Les dossiers sont donc reconstitués au fil des visites planifiées dans les
différentes directions de la mairie. Natacha Bouchart, qui se définit comme
«déterminée, sensible, accessible, mais pas naïve», fait la moue lorsque le
dossier sur le nouvel hôpital lui est présenté comme «bouclé depuis septembre
dernier». Il sera épluché, comme le sont en ce moment les comptes rougeoyants
du stade en construction ou de la prochaine «Cité de la dentelle»…
Elle s'apprête à tenir une
conférence de presse, à donner le ton des chantiers à venir dont celui
ultrasensible aux portes de l'Angleterre de la prochaine création du Conseil
des migrants. Elle va aussi confirmer que «Calais est ouverte aux
investisseurs». «Ils m'appellent, dit-elle, de toute la France.»
Chacun de ses gestes est
disséqué. Entre autres par Jacky Hénin, qui n'a pas hésité à la traiter de
«trouillarde» lors du premier conseil municipal et qui aurait l'intention de
profiter des prochaines élections locales de la CGT pour y placer ses proches,
renforçant sa position d'opposant municipal. Il dénonce à tout-va le soutien du
journal local, Le Nord Littoral, à Natacha Bouchart, ou le désistement en sa
faveur du candidat FN… Sa défaite est très amère.

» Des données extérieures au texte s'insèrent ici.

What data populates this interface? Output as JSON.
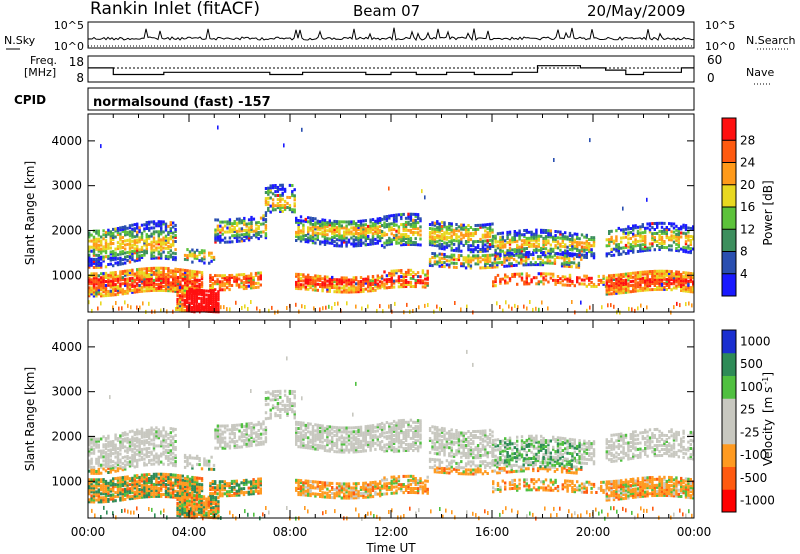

Elle est aussi attendue au tournant par ceux qui s'étonnent encore du succès de son équipe politique hétéroclite. Philippe Blet, son adjoint et président de la communauté d'agglomération du Calaisis, est très optimiste. «Nous avons tout ici : le tunnel, une autoroute, un port, une gare TGV, une université… Il n'y a aucune raison pour que la mayonnaise ne prenne pas.» Il s'amuse à citer le Che : «Soyons réalistes, exigeons l'impossible.»